One known complication of allogeneic transplants is graft versus host disease (GvHD), in which the newly transplanted cells does not recognize the recipient’s body as their own and forms an immune response against it. City of Hope is on the forefront of tackling this condition and is constantly improving allogeneic transplant protocols to minimize GvHD risk and severity.
Nonmyeloablative (Mini) Transplants
City of Hope physicians also specialize in “mini” stem cell transplants for patients who cannot tolerate the side effects associated with a standard stem cell transplantation, such as older patients or patients with other medical conditions. These transplants rely less on the heavy doses of chemotherapy and radiation and more on the antitumor effects of the graft itself. This novel approach has patients who otherwise ineligible, including patients in their 70s, to be treated with this lifesaving procedure. Thus, this is particularly beneficial for CLL patients, who are usually in this age range upon diagnosis.
Some myeloma patients may be treated in an outpatient setting with City of Hope’s day hospital, which allows them to receive their stem cell transplant without staying at the hospital overnight.

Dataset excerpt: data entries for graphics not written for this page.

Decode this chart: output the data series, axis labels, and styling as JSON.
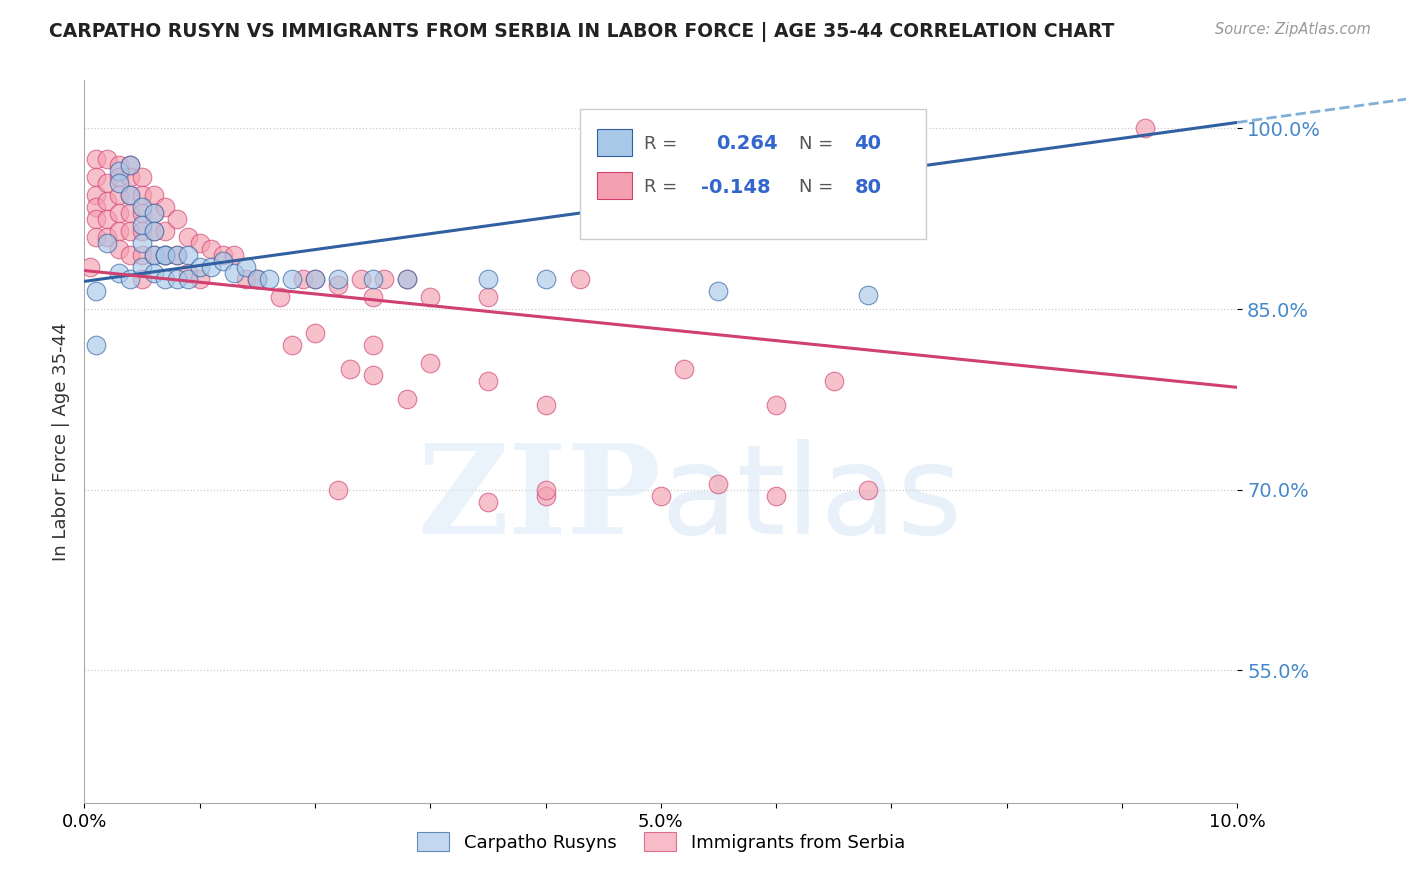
{
  "title": "CARPATHO RUSYN VS IMMIGRANTS FROM SERBIA IN LABOR FORCE | AGE 35-44 CORRELATION CHART",
  "source": "Source: ZipAtlas.com",
  "ylabel": "In Labor Force | Age 35-44",
  "xlim": [
    0.0,
    0.1
  ],
  "ylim": [
    0.44,
    1.04
  ],
  "yticks": [
    0.55,
    0.7,
    0.85,
    1.0
  ],
  "ytick_labels": [
    "55.0%",
    "70.0%",
    "85.0%",
    "100.0%"
  ],
  "color_blue": "#a8c8e8",
  "color_pink": "#f4a0b0",
  "color_trendline_blue": "#3060a0",
  "color_trendline_pink": "#d04070",
  "color_dashed": "#80b0d8",
  "blue_scatter_x": [
    0.001,
    0.001,
    0.002,
    0.003,
    0.003,
    0.003,
    0.004,
    0.004,
    0.004,
    0.005,
    0.005,
    0.005,
    0.005,
    0.006,
    0.006,
    0.006,
    0.006,
    0.007,
    0.007,
    0.007,
    0.008,
    0.008,
    0.009,
    0.009,
    0.01,
    0.011,
    0.012,
    0.013,
    0.014,
    0.015,
    0.016,
    0.018,
    0.02,
    0.022,
    0.025,
    0.028,
    0.035,
    0.04,
    0.055,
    0.068
  ],
  "blue_scatter_y": [
    0.865,
    0.82,
    0.905,
    0.965,
    0.955,
    0.88,
    0.97,
    0.945,
    0.875,
    0.935,
    0.92,
    0.905,
    0.885,
    0.93,
    0.915,
    0.895,
    0.88,
    0.895,
    0.895,
    0.875,
    0.895,
    0.875,
    0.895,
    0.875,
    0.885,
    0.885,
    0.89,
    0.88,
    0.885,
    0.875,
    0.875,
    0.875,
    0.875,
    0.875,
    0.875,
    0.875,
    0.875,
    0.875,
    0.865,
    0.862
  ],
  "pink_scatter_x": [
    0.0005,
    0.001,
    0.001,
    0.001,
    0.001,
    0.001,
    0.001,
    0.002,
    0.002,
    0.002,
    0.002,
    0.002,
    0.003,
    0.003,
    0.003,
    0.003,
    0.003,
    0.003,
    0.004,
    0.004,
    0.004,
    0.004,
    0.004,
    0.004,
    0.005,
    0.005,
    0.005,
    0.005,
    0.005,
    0.005,
    0.006,
    0.006,
    0.006,
    0.006,
    0.007,
    0.007,
    0.007,
    0.008,
    0.008,
    0.009,
    0.009,
    0.01,
    0.01,
    0.011,
    0.012,
    0.013,
    0.014,
    0.015,
    0.017,
    0.019,
    0.02,
    0.022,
    0.024,
    0.025,
    0.026,
    0.028,
    0.03,
    0.035,
    0.04,
    0.043,
    0.02,
    0.025,
    0.03,
    0.035,
    0.04,
    0.018,
    0.025,
    0.023,
    0.028,
    0.052,
    0.065,
    0.06,
    0.022,
    0.035,
    0.04,
    0.05,
    0.055,
    0.06,
    0.068,
    0.092
  ],
  "pink_scatter_y": [
    0.885,
    0.975,
    0.96,
    0.945,
    0.935,
    0.925,
    0.91,
    0.975,
    0.955,
    0.94,
    0.925,
    0.91,
    0.97,
    0.96,
    0.945,
    0.93,
    0.915,
    0.9,
    0.97,
    0.96,
    0.945,
    0.93,
    0.915,
    0.895,
    0.96,
    0.945,
    0.93,
    0.915,
    0.895,
    0.875,
    0.945,
    0.93,
    0.915,
    0.895,
    0.935,
    0.915,
    0.895,
    0.925,
    0.895,
    0.91,
    0.88,
    0.905,
    0.875,
    0.9,
    0.895,
    0.895,
    0.875,
    0.875,
    0.86,
    0.875,
    0.875,
    0.87,
    0.875,
    0.86,
    0.875,
    0.875,
    0.86,
    0.86,
    0.695,
    0.875,
    0.83,
    0.82,
    0.805,
    0.79,
    0.77,
    0.82,
    0.795,
    0.8,
    0.775,
    0.8,
    0.79,
    0.77,
    0.7,
    0.69,
    0.7,
    0.695,
    0.705,
    0.695,
    0.7,
    1.0
  ]
}
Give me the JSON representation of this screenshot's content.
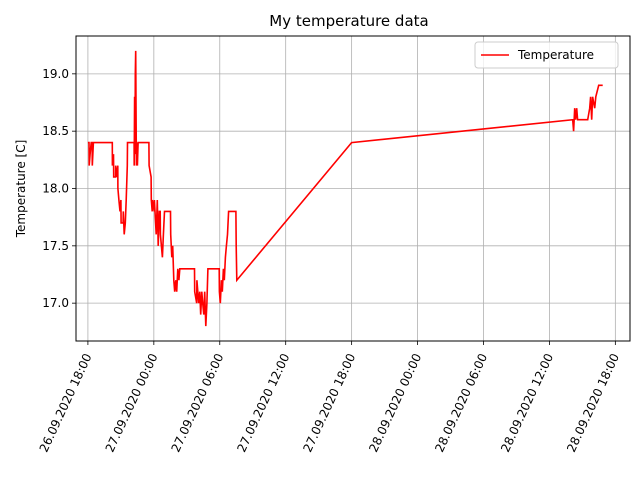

Studies have shown that the day hospital model meets clinical standards for stem cell transplant without compromising quality of care. Further, this can improve patient satisfaction by giving them the option to spend their evenings at home with loved ones.
Learn more about the day hospital for myeloma patients.

Radiation Therapy

Radiation therapy uses high-energy X-rays or other types of radiation to kill cancer cells or keep them from growing. City of Hope is the first in the western United States to treat myeloma using the Helical TomoTherapy System® , which reduces the unwanted exposure of normal tissues and reduces potential complications. The system combines radiation delivery with real-time imaging, allowing doctors to deliver a higher dose of radiation with greater precision. This significantly improves outcomes and reduces side effects compared to traditional whole-body irradiation, which unnecessarily exposes healthy tissues.


Because myeloma spreads throughout the bone marrow and bloodstream, surgery plays a limited role in treatment.  However, surgery may be performed to treat localized myeloma-related conditions.